# Pusher rubber



## bsrservices1 (Oct 15, 2013)

looking to get a new rubber for my 12ft pro tech. Who sells the good stuff? The last one i got wasnt very good.


----------



## Mark Oomkes (Dec 10, 2000)

ProTech 

Their prices are competitive again and it's good quality.


----------



## lawn king (Nov 21, 2004)

Im not sure if the rubber from zm pushers will fit the bolt pattern on the protech, if they will, their rubber holds up very well.


----------



## Protech Inc. (Nov 19, 2009)

This video does a good job of detailing what you should look for in a rubber cutting edge:

YnJM6nvfumU[/MEDIA]]


----------



## bsrservices1 (Oct 15, 2013)

Still looking to order a new edge.


----------



## iceyman (Mar 1, 2007)

bsrservices1 said:


> Still looking to order a new edge.


^^^^^


----------



## Mark Oomkes (Dec 10, 2000)

And?


----------



## bsrservices1 (Oct 15, 2013)

Havent found any aftermarket companies yet. Protech tries to send me to a dealer 300 miles away. I just want to have one shipped to my shop.


----------



## Mark Oomkes (Dec 10, 2000)

The dealer won't ship it to you?


----------



## bsrservices1 (Oct 15, 2013)

No. I tried two different ones. About ready to go down the road and buy a new boss.


----------



## Mark Oomkes (Dec 10, 2000)

bsrservices1 said:


> No. I tried two different ones. About ready to go down the road and buy a new boss.


ProTech???

How aboot a friendly nudge from you guys telling your dealers get their thumbs oot and help a customer oot?

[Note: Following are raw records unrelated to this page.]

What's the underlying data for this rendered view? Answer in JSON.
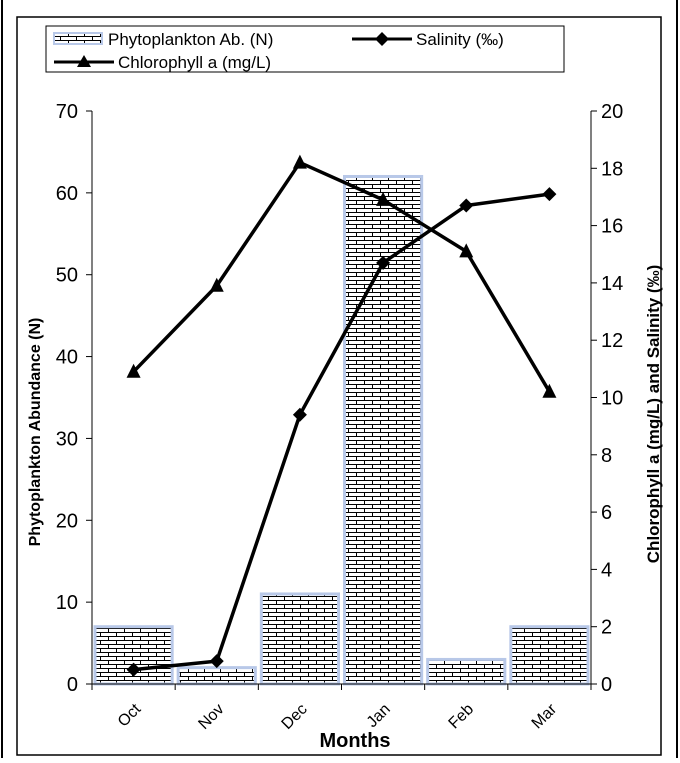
{
  "chart_data": {
    "type": "bar",
    "categories": [
      "Oct",
      "Nov",
      "Dec",
      "Jan",
      "Feb",
      "Mar"
    ],
    "xlabel": "Months",
    "ylabel": "Phytoplankton Abundance (N)",
    "y2label": "Chlorophyll a (mg/L) and Salinity (‰)",
    "ylim": [
      0,
      70
    ],
    "y2lim": [
      0,
      20
    ],
    "yticks": [
      "0",
      "10",
      "20",
      "30",
      "40",
      "50",
      "60",
      "70"
    ],
    "y2ticks": [
      "0",
      "2",
      "4",
      "6",
      "8",
      "10",
      "12",
      "14",
      "16",
      "18",
      "20"
    ],
    "grid": false,
    "legend_position": "top",
    "series": [
      {
        "name": "Phytoplankton Ab. (N)",
        "kind": "bar",
        "axis": "left",
        "values": [
          7,
          2,
          11,
          62,
          3,
          7
        ]
      },
      {
        "name": "Salinity (‰)",
        "kind": "line",
        "marker": "diamond",
        "axis": "right",
        "values": [
          0.5,
          0.8,
          9.4,
          14.7,
          16.7,
          17.1
        ]
      },
      {
        "name": "Chlorophyll a (mg/L)",
        "kind": "line",
        "marker": "triangle",
        "axis": "right",
        "values": [
          10.9,
          13.9,
          18.2,
          16.9,
          15.1,
          10.2
        ]
      }
    ],
    "colors": {
      "bar_border": "#b8c8e8",
      "line": "#000000",
      "frame": "#000000"
    }
  }
}
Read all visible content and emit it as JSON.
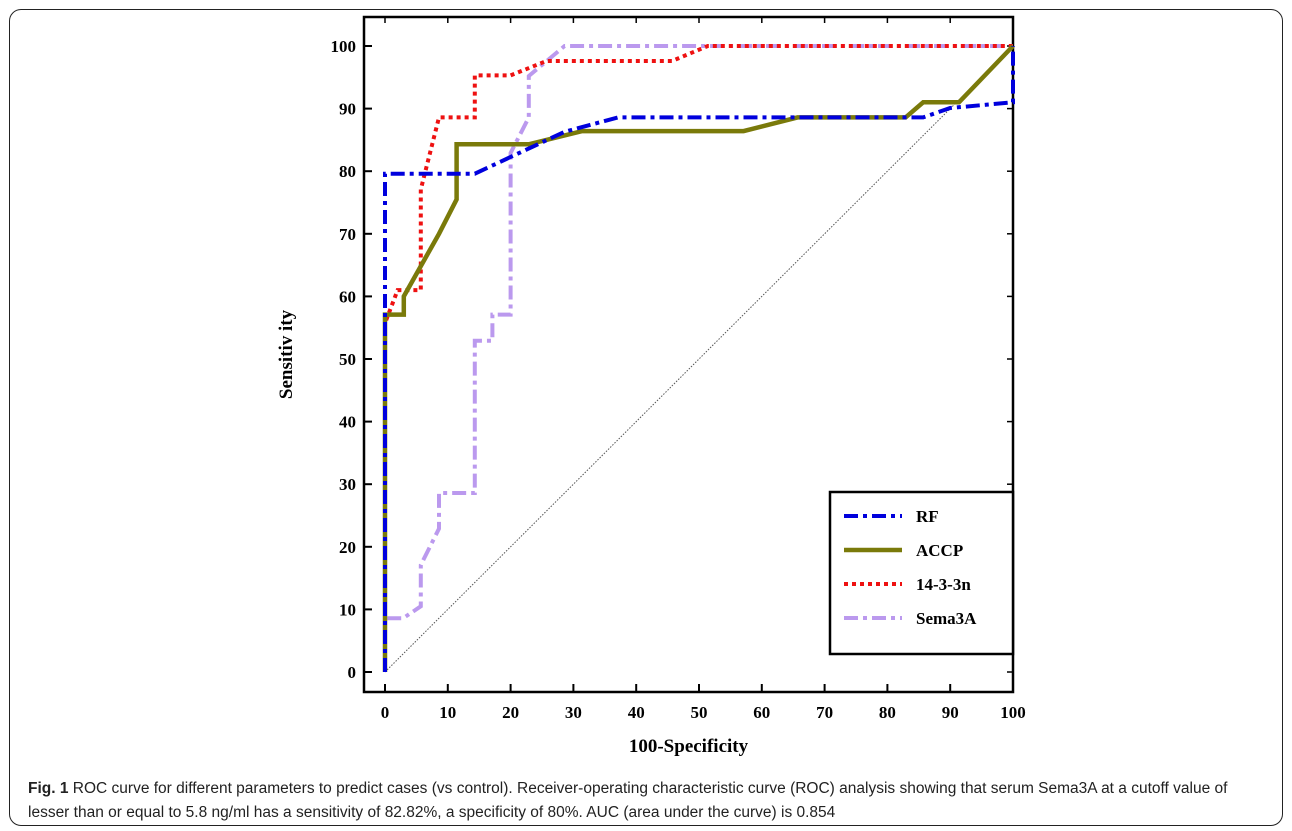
{
  "caption": {
    "label": "Fig. 1",
    "text": " ROC curve for different parameters to predict cases (vs control). Receiver-operating characteristic curve (ROC) analysis showing that serum Sema3A at a cutoff value of lesser than or equal to 5.8 ng/ml has a sensitivity of 82.82%, a specificity of 80%. AUC (area under the curve) is 0.854"
  },
  "chart_data": {
    "type": "line",
    "title": "",
    "xlabel": "100-Specificity",
    "ylabel": "Sensitiv ity",
    "xlim": [
      0,
      100
    ],
    "ylim": [
      0,
      100
    ],
    "xticks": [
      0,
      10,
      20,
      30,
      40,
      50,
      60,
      70,
      80,
      90,
      100
    ],
    "yticks": [
      0,
      10,
      20,
      30,
      40,
      50,
      60,
      70,
      80,
      90,
      100
    ],
    "grid": false,
    "legend_position": "bottom-right",
    "reference_line": {
      "x": [
        0,
        100
      ],
      "y": [
        0,
        100
      ],
      "color": "#555555"
    },
    "series": [
      {
        "name": "RF",
        "color": "#0000dd",
        "style": "dashdot",
        "x": [
          0,
          0,
          0,
          0,
          14.3,
          28.6,
          37.1,
          42.9,
          57.1,
          71.4,
          82.9,
          85.7,
          90,
          100,
          100
        ],
        "y": [
          0,
          57.1,
          60,
          79.6,
          79.6,
          86.3,
          88.6,
          88.6,
          88.6,
          88.6,
          88.6,
          88.6,
          90.1,
          91,
          100
        ]
      },
      {
        "name": "ACCP",
        "color": "#7a7a0a",
        "style": "solid",
        "x": [
          0,
          0,
          3,
          3,
          8.6,
          11.4,
          11.4,
          22.9,
          31.4,
          57.1,
          65.7,
          82.9,
          85.7,
          91.4,
          100
        ],
        "y": [
          0,
          57.1,
          57.1,
          60,
          70,
          75.5,
          84.3,
          84.3,
          86.4,
          86.4,
          88.6,
          88.6,
          91,
          91,
          100
        ]
      },
      {
        "name": "14-3-3n",
        "color": "#ee1111",
        "style": "dotted",
        "x": [
          0,
          0,
          2,
          5.7,
          5.7,
          8.6,
          14.3,
          14.3,
          20,
          25.7,
          25.7,
          45.7,
          51.4,
          100
        ],
        "y": [
          0,
          55.7,
          61,
          61,
          77.1,
          88.6,
          88.6,
          95.3,
          95.3,
          97.6,
          97.6,
          97.6,
          100,
          100
        ]
      },
      {
        "name": "Sema3A",
        "color": "#bb99ee",
        "style": "dashdot",
        "x": [
          0,
          0,
          2.9,
          5.7,
          5.7,
          8.6,
          8.6,
          14.3,
          14.3,
          17.1,
          17.1,
          20,
          20,
          22.9,
          22.9,
          28.6,
          100
        ],
        "y": [
          0,
          8.6,
          8.6,
          10.5,
          17.1,
          22.9,
          28.6,
          28.6,
          52.9,
          52.9,
          57.1,
          57.1,
          82.9,
          88.6,
          95.2,
          100,
          100
        ]
      }
    ]
  }
}
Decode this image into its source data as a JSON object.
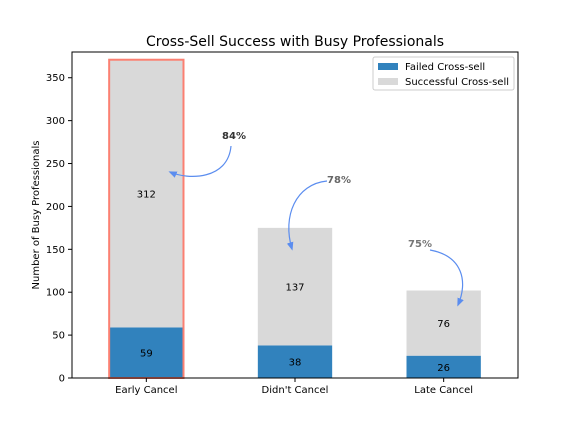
{
  "chart_data": {
    "type": "bar",
    "stacked": true,
    "title": "Cross-Sell Success with Busy Professionals",
    "xlabel": "",
    "ylabel": "Number of Busy Professionals",
    "categories": [
      "Early Cancel",
      "Didn't Cancel",
      "Late Cancel"
    ],
    "series": [
      {
        "name": "Failed Cross-sell",
        "values": [
          59,
          38,
          26
        ],
        "color": "#3182bd"
      },
      {
        "name": "Successful Cross-sell",
        "values": [
          312,
          137,
          76
        ],
        "color": "#d9d9d9"
      }
    ],
    "ylim": [
      0,
      380
    ],
    "yticks": [
      0,
      50,
      100,
      150,
      200,
      250,
      300,
      350
    ],
    "grid": false,
    "legend_position": "top-right",
    "highlight": {
      "category": "Early Cancel",
      "color": "#fb8072"
    },
    "annotations": [
      {
        "text": "84%",
        "category": "Early Cancel",
        "color": "#333333"
      },
      {
        "text": "78%",
        "category": "Didn't Cancel",
        "color": "#666666"
      },
      {
        "text": "75%",
        "category": "Late Cancel",
        "color": "#777777"
      }
    ],
    "arrow_color": "#5b8def"
  }
}
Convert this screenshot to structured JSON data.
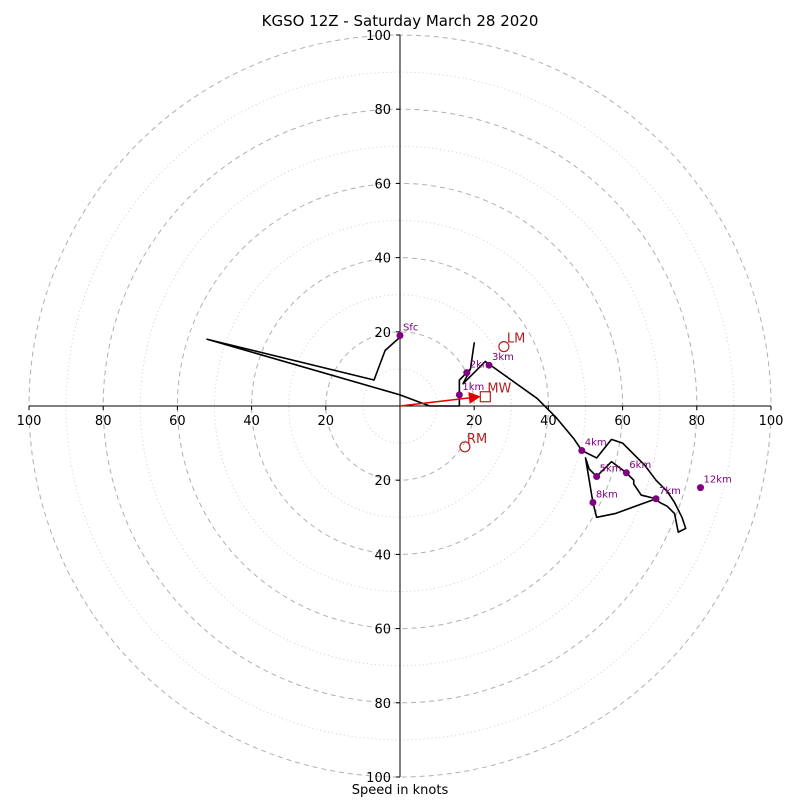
{
  "title": "KGSO 12Z - Saturday March 28 2020",
  "xlabel": "Speed in knots",
  "chart_data": {
    "type": "hodograph",
    "title": "KGSO 12Z - Saturday March 28 2020",
    "xlabel": "Speed in knots",
    "max_speed": 100,
    "ring_major_step": 20,
    "ring_minor_offset": 10,
    "x_tick_labels": [
      "100",
      "80",
      "60",
      "40",
      "20",
      "20",
      "40",
      "60",
      "80",
      "100"
    ],
    "y_tick_labels": [
      "100",
      "80",
      "60",
      "40",
      "20",
      "20",
      "40",
      "60",
      "80",
      "100"
    ],
    "grid": true,
    "trace_color": "#000000",
    "label_color": "#800080",
    "vector_color": "#b22222",
    "trace": [
      [
        0.5,
        19
      ],
      [
        -4,
        15
      ],
      [
        -7,
        7
      ],
      [
        -52,
        18
      ],
      [
        0,
        3
      ],
      [
        8,
        0
      ],
      [
        16,
        0
      ],
      [
        16,
        7
      ],
      [
        19,
        10
      ],
      [
        20,
        17
      ],
      [
        19,
        10
      ],
      [
        17,
        6
      ],
      [
        23,
        12
      ],
      [
        30,
        7
      ],
      [
        37,
        2
      ],
      [
        42,
        -3
      ],
      [
        47,
        -9
      ],
      [
        49,
        -12
      ],
      [
        53,
        -14
      ],
      [
        57,
        -9
      ],
      [
        60,
        -10
      ],
      [
        64,
        -14
      ],
      [
        66,
        -16
      ],
      [
        69,
        -20
      ],
      [
        72,
        -23
      ],
      [
        74,
        -26
      ],
      [
        76,
        -30
      ],
      [
        77,
        -33
      ],
      [
        75,
        -34
      ],
      [
        74,
        -29
      ],
      [
        72,
        -27
      ],
      [
        70,
        -26
      ],
      [
        69,
        -25
      ],
      [
        65,
        -24
      ],
      [
        63,
        -21
      ],
      [
        63,
        -20
      ],
      [
        61,
        -18
      ],
      [
        57,
        -15
      ],
      [
        53,
        -19
      ],
      [
        51,
        -17
      ],
      [
        50,
        -14
      ],
      [
        52,
        -26
      ],
      [
        53,
        -30
      ],
      [
        58,
        -29
      ],
      [
        69,
        -25
      ]
    ],
    "height_labels": [
      {
        "label": "Sfc",
        "u": 0,
        "v": 19
      },
      {
        "label": "1km",
        "u": 16,
        "v": 3
      },
      {
        "label": "2km",
        "u": 18,
        "v": 9
      },
      {
        "label": "3km",
        "u": 24,
        "v": 11
      },
      {
        "label": "4km",
        "u": 49,
        "v": -12
      },
      {
        "label": "5km",
        "u": 53,
        "v": -19
      },
      {
        "label": "6km",
        "u": 61,
        "v": -18
      },
      {
        "label": "7km",
        "u": 69,
        "v": -25
      },
      {
        "label": "8km",
        "u": 52,
        "v": -26
      },
      {
        "label": "12km",
        "u": 81,
        "v": -22
      }
    ],
    "storm_motion": {
      "LM": {
        "label": "LM",
        "u": 28,
        "v": 16
      },
      "MW": {
        "label": "MW",
        "u": 23,
        "v": 2.5
      },
      "RM": {
        "label": "RM",
        "u": 17.5,
        "v": -11
      }
    },
    "shear_vector": {
      "from": [
        0,
        0
      ],
      "to": [
        23,
        2.5
      ]
    }
  }
}
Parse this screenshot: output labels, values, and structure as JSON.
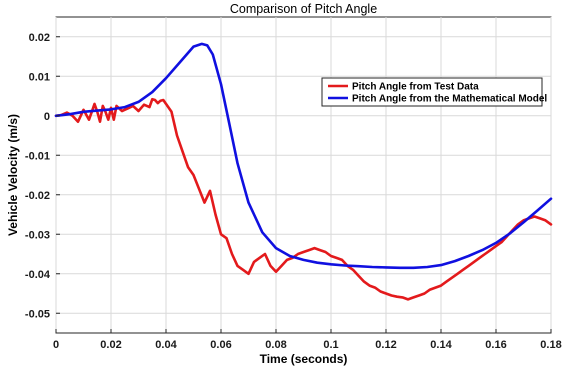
{
  "chart_data": {
    "type": "line",
    "title": "Comparison of Pitch Angle",
    "xlabel": "Time (seconds)",
    "ylabel": "Vehicle Velocity (m/s)",
    "xlim": [
      0,
      0.18
    ],
    "ylim": [
      -0.055,
      0.025
    ],
    "xticks": [
      0,
      0.02,
      0.04,
      0.06,
      0.08,
      0.1,
      0.12,
      0.14,
      0.16,
      0.18
    ],
    "xtick_labels": [
      "0",
      "0.02",
      "0.04",
      "0.06",
      "0.08",
      "0.1",
      "0.12",
      "0.14",
      "0.16",
      "0.18"
    ],
    "yticks": [
      0.02,
      0.01,
      0,
      -0.01,
      -0.02,
      -0.03,
      -0.04,
      -0.05
    ],
    "ytick_labels": [
      "0.02",
      "0.01",
      "0",
      "-0.01",
      "-0.02",
      "-0.03",
      "-0.04",
      "-0.05"
    ],
    "grid": true,
    "legend_position": "top-right",
    "series": [
      {
        "name": "Pitch Angle from Test Data",
        "color": "#e31a1c",
        "x": [
          0,
          0.002,
          0.004,
          0.006,
          0.008,
          0.01,
          0.012,
          0.013,
          0.014,
          0.015,
          0.016,
          0.017,
          0.018,
          0.019,
          0.02,
          0.021,
          0.022,
          0.024,
          0.026,
          0.028,
          0.03,
          0.032,
          0.034,
          0.035,
          0.036,
          0.037,
          0.038,
          0.039,
          0.04,
          0.042,
          0.044,
          0.046,
          0.048,
          0.05,
          0.052,
          0.054,
          0.056,
          0.058,
          0.06,
          0.062,
          0.064,
          0.066,
          0.068,
          0.07,
          0.072,
          0.074,
          0.076,
          0.078,
          0.08,
          0.082,
          0.084,
          0.086,
          0.088,
          0.09,
          0.092,
          0.094,
          0.096,
          0.098,
          0.1,
          0.102,
          0.104,
          0.106,
          0.108,
          0.11,
          0.112,
          0.114,
          0.116,
          0.118,
          0.12,
          0.122,
          0.124,
          0.126,
          0.128,
          0.13,
          0.132,
          0.134,
          0.136,
          0.138,
          0.14,
          0.142,
          0.144,
          0.146,
          0.148,
          0.15,
          0.152,
          0.154,
          0.156,
          0.158,
          0.16,
          0.162,
          0.164,
          0.166,
          0.168,
          0.17,
          0.172,
          0.174,
          0.176,
          0.178,
          0.18
        ],
        "y": [
          0,
          0.0002,
          0.0008,
          0,
          -0.0015,
          0.0015,
          -0.001,
          0.001,
          0.003,
          0.001,
          -0.0015,
          0.0025,
          0.001,
          -0.001,
          0.002,
          -0.001,
          0.0025,
          0.0012,
          0.0018,
          0.0025,
          0.0012,
          0.0028,
          0.0022,
          0.0042,
          0.004,
          0.0032,
          0.0038,
          0.004,
          0.003,
          0.001,
          -0.005,
          -0.009,
          -0.013,
          -0.015,
          -0.0185,
          -0.022,
          -0.019,
          -0.025,
          -0.03,
          -0.031,
          -0.035,
          -0.038,
          -0.039,
          -0.04,
          -0.037,
          -0.036,
          -0.035,
          -0.038,
          -0.0395,
          -0.038,
          -0.0365,
          -0.036,
          -0.035,
          -0.0345,
          -0.034,
          -0.0335,
          -0.034,
          -0.0345,
          -0.0355,
          -0.036,
          -0.0365,
          -0.038,
          -0.039,
          -0.0405,
          -0.042,
          -0.043,
          -0.0435,
          -0.0445,
          -0.045,
          -0.0455,
          -0.0458,
          -0.046,
          -0.0465,
          -0.046,
          -0.0455,
          -0.045,
          -0.044,
          -0.0435,
          -0.043,
          -0.042,
          -0.041,
          -0.04,
          -0.039,
          -0.038,
          -0.037,
          -0.036,
          -0.035,
          -0.034,
          -0.033,
          -0.032,
          -0.0305,
          -0.029,
          -0.0275,
          -0.0265,
          -0.026,
          -0.0255,
          -0.026,
          -0.0265,
          -0.0275
        ],
        "y_note": ""
      },
      {
        "name": "Pitch Angle from the Mathematical Model",
        "color": "#1010e0",
        "x": [
          0,
          0.005,
          0.01,
          0.015,
          0.02,
          0.025,
          0.03,
          0.035,
          0.04,
          0.045,
          0.05,
          0.053,
          0.055,
          0.057,
          0.06,
          0.063,
          0.066,
          0.07,
          0.075,
          0.08,
          0.085,
          0.09,
          0.095,
          0.1,
          0.105,
          0.11,
          0.115,
          0.12,
          0.125,
          0.13,
          0.135,
          0.14,
          0.145,
          0.15,
          0.155,
          0.16,
          0.165,
          0.17,
          0.175,
          0.18
        ],
        "y": [
          0,
          0.0004,
          0.001,
          0.0013,
          0.0016,
          0.0022,
          0.0035,
          0.006,
          0.0095,
          0.0135,
          0.0175,
          0.0182,
          0.0178,
          0.0155,
          0.008,
          -0.002,
          -0.012,
          -0.022,
          -0.0295,
          -0.0335,
          -0.0355,
          -0.0365,
          -0.0372,
          -0.0376,
          -0.0379,
          -0.0381,
          -0.0383,
          -0.0384,
          -0.0385,
          -0.0385,
          -0.0383,
          -0.0378,
          -0.0368,
          -0.0355,
          -0.034,
          -0.0322,
          -0.0298,
          -0.027,
          -0.024,
          -0.021
        ]
      }
    ]
  }
}
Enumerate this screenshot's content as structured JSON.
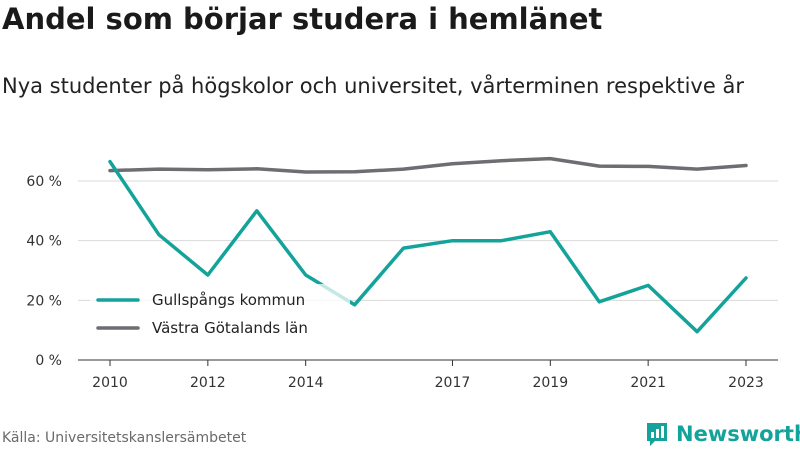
{
  "header": {
    "title": "Andel som börjar studera i hemlänet",
    "subtitle": "Nya studenter på högskolor och universitet, vårterminen respektive år"
  },
  "footer": {
    "source": "Källa: Universitetskanslersämbetet",
    "brand_name": "Newsworthy"
  },
  "colors": {
    "accent": "#14a39a",
    "gray_series": "#6e6d72",
    "grid": "#d9d9d9"
  },
  "chart_data": {
    "type": "line",
    "title": "Andel som börjar studera i hemlänet",
    "subtitle": "Nya studenter på högskolor och universitet, vårterminen respektive år",
    "x": [
      2010,
      2011,
      2012,
      2013,
      2014,
      2015,
      2016,
      2017,
      2018,
      2019,
      2020,
      2021,
      2022,
      2023
    ],
    "x_tick_labels": [
      "2010",
      "2012",
      "2014",
      "2017",
      "2019",
      "2021",
      "2023"
    ],
    "x_tick_values": [
      2010,
      2012,
      2014,
      2017,
      2019,
      2021,
      2023
    ],
    "y_tick_labels": [
      "0 %",
      "20 %",
      "40 %",
      "60 %"
    ],
    "y_tick_values": [
      0,
      20,
      40,
      60
    ],
    "ylim": [
      0,
      70
    ],
    "grid": "horizontal",
    "legend_position": "bottom-left",
    "series": [
      {
        "name": "Gullspångs kommun",
        "color": "#14a39a",
        "values": [
          66.5,
          42,
          28.5,
          50,
          28.5,
          18.5,
          37.5,
          40,
          40,
          43,
          19.5,
          25,
          9.5,
          27.5
        ]
      },
      {
        "name": "Västra Götalands län",
        "color": "#6e6d72",
        "values": [
          63.5,
          64,
          63.8,
          64.1,
          63,
          63.1,
          64,
          65.8,
          66.8,
          67.5,
          65,
          64.9,
          64,
          65.2
        ]
      }
    ]
  }
}
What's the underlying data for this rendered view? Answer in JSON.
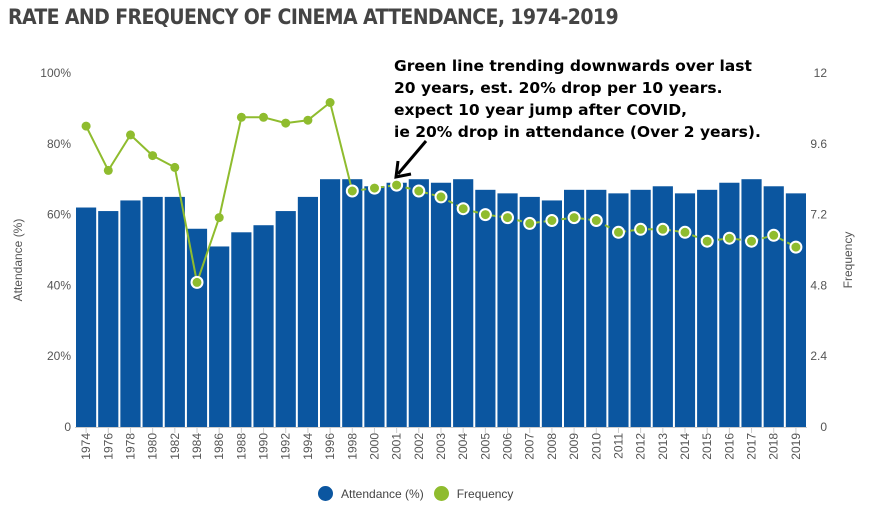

Try Ebling and Sons....616-532-8400, I can't guarantee it, but I'd bet they'd be willing to ship you one. Ask for Wade or Bryan.


----------



## bsrservices1 (Oct 15, 2013)

Ive tried plowrubber.com also but they dont return emails, or when i get the chance to call there closed.


----------



## Bryan Henion (Jun 11, 2016)

Ebling would be more than happy to send you Protech rubber. We typically have every size in stock. Lots of our customers retro fit it to non Protech pushers because they have figured out it's the best rubber out there. Call us at 616-532-8400


----------



## Protech Inc. (Nov 19, 2009)

bsrservices1 said:


> Ive tried plowrubber.com also but they dont return emails, or when i get the chance to call there closed.


Sorry to hear about this situation and that we didn't see this sooner. Where are you located? If you aren't in a distributor territory and there isn't a dealer within 50 miles we would typically deal with you direct.


----------